Admin History: The Burns Club was formed on the 1st of March 1900 "at a meeting of local Scotchmen at the George Hotel", according to a report in the 1901 Walsall Red Book, , although being a Scot was not necessary for membership. At a meeting on 3rd March officers were appointed, with Mr John Shannon elected as the first President and the objective of the club was stated as being the promotion of the study of the works of 'The Poet' (Robert Burns) and of Scottish literature in general. The Annual Dinner (the only event in that year's programme) took place at the Stork Hotel on 29th March. Every year after that, the Club celebrated the birth of Robert Burns on or near the date of 25th January. The venue for this dinner varied and included The Stork Hotel, Dora (Pattisons) Caf, St. Paul's Hall, The George Hotel, The Elms Hotel, Aldridge and Aldridge Masonic Hall.

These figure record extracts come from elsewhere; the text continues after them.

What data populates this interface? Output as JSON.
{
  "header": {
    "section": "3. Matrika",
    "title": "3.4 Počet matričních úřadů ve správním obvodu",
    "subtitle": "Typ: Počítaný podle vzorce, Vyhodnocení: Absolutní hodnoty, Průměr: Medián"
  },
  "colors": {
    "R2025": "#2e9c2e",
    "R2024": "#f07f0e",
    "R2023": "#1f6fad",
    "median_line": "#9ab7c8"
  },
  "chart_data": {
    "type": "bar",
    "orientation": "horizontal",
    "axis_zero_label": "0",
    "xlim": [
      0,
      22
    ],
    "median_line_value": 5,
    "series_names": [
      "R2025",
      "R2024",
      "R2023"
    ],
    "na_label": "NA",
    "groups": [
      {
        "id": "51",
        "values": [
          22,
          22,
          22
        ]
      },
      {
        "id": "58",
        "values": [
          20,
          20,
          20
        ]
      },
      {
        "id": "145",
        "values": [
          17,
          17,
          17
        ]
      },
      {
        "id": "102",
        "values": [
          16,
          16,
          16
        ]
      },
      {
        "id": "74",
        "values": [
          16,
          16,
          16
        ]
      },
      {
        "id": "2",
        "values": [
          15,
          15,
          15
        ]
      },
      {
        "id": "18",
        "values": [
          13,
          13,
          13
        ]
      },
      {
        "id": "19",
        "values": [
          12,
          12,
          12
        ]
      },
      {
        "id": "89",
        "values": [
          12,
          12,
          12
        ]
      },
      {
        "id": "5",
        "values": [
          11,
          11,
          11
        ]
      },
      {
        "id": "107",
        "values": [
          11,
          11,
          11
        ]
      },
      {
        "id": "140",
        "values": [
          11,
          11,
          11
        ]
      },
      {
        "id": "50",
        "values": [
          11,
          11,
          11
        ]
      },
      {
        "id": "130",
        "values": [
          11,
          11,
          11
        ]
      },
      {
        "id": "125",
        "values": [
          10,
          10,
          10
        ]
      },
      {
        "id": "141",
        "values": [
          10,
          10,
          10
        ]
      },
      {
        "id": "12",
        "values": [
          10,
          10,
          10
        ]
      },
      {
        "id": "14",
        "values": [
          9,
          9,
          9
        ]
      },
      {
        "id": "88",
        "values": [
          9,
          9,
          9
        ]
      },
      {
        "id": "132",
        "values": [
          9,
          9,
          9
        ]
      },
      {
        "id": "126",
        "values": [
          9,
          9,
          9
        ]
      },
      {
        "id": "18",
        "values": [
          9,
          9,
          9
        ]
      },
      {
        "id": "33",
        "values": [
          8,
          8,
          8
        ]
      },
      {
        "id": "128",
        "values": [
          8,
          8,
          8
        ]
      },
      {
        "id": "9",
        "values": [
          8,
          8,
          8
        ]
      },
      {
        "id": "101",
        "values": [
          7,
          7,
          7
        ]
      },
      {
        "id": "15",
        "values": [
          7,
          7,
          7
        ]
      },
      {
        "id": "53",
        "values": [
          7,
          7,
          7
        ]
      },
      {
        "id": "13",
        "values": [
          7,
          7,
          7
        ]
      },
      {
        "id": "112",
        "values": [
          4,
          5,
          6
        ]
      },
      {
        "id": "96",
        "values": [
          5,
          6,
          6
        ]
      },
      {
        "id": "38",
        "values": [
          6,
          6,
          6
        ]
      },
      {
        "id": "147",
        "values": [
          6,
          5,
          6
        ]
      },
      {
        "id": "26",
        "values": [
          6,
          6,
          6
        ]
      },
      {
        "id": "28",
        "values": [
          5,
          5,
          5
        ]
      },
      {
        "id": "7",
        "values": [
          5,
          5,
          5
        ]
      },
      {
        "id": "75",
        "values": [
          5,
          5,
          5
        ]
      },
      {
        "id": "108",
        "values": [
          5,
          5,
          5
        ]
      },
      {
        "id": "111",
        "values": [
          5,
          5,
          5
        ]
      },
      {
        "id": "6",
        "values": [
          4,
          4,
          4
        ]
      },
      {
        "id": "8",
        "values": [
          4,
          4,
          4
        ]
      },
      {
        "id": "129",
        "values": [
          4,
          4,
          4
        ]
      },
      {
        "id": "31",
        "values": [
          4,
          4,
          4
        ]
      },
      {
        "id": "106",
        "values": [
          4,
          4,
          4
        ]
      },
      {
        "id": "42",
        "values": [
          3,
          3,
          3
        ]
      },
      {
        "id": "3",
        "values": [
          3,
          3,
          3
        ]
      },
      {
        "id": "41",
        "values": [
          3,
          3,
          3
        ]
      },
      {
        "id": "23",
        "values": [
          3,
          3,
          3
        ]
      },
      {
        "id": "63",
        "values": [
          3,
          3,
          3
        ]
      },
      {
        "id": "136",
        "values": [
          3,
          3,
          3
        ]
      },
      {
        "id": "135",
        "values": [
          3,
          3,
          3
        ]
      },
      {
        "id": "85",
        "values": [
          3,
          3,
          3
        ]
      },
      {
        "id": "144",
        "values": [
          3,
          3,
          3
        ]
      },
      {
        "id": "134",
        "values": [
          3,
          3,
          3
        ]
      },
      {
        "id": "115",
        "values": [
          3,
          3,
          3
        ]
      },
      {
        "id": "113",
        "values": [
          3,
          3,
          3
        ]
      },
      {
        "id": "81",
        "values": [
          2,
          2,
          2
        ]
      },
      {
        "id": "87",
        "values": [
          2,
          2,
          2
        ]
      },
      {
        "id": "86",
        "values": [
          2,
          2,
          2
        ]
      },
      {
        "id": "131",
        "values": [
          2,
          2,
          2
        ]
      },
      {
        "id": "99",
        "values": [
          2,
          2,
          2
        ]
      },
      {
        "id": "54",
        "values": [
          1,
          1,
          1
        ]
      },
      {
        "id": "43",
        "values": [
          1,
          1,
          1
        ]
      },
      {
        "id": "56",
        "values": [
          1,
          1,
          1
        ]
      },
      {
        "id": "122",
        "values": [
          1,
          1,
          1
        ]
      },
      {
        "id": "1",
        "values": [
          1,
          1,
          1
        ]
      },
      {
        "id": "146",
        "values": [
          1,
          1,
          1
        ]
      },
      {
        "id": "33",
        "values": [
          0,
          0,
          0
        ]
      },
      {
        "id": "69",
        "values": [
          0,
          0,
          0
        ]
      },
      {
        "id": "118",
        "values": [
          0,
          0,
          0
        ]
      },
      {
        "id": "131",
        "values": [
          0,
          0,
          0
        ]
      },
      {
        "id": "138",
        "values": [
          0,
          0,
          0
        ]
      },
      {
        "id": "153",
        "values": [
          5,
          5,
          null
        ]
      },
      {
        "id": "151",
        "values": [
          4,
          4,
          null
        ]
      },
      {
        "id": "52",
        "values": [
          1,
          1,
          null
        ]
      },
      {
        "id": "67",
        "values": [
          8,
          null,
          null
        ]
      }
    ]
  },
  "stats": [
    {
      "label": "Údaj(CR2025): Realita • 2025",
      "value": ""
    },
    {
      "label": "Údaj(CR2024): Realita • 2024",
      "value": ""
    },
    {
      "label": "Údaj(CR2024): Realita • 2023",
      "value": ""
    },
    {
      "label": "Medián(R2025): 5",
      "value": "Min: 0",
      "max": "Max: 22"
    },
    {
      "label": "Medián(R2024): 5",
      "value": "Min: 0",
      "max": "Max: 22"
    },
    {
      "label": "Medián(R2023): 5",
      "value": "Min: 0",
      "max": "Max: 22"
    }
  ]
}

The Club held committee meetings roughly every month with an Annual General Meeting in October. It appears that any new member had to be proposed and seconded in order to join the Club. However, by 1934 there was only one annual meeting in October recorded in the Minutes, the equivalent of the Annual General Meeting. The Club organised several events every year as well as the Annual Dinner. Smoking Concerts, recitations and lectures are noted in the Minutes as well as Whist Drives, all organised by a sub-committee.

In 1901 the Club met at the Dragon Hotel in High Street and in 1907 became the first organisation in the town to invite "the lassies" to its annual celebration. By 1909 the Dragon Hotel had closed and the Club moved back to the Stork. In 1928 there was discussion about the admittance of ladies to the club, although none appeared on the committee until many years later. In 1941 the Club met in Walsall Presbyterian Church after over 30 years at the Stork. The Club first mentioned its affiliation to the Burns Federation in 1923 and in 1982 became The Walsall and District Scottish Society.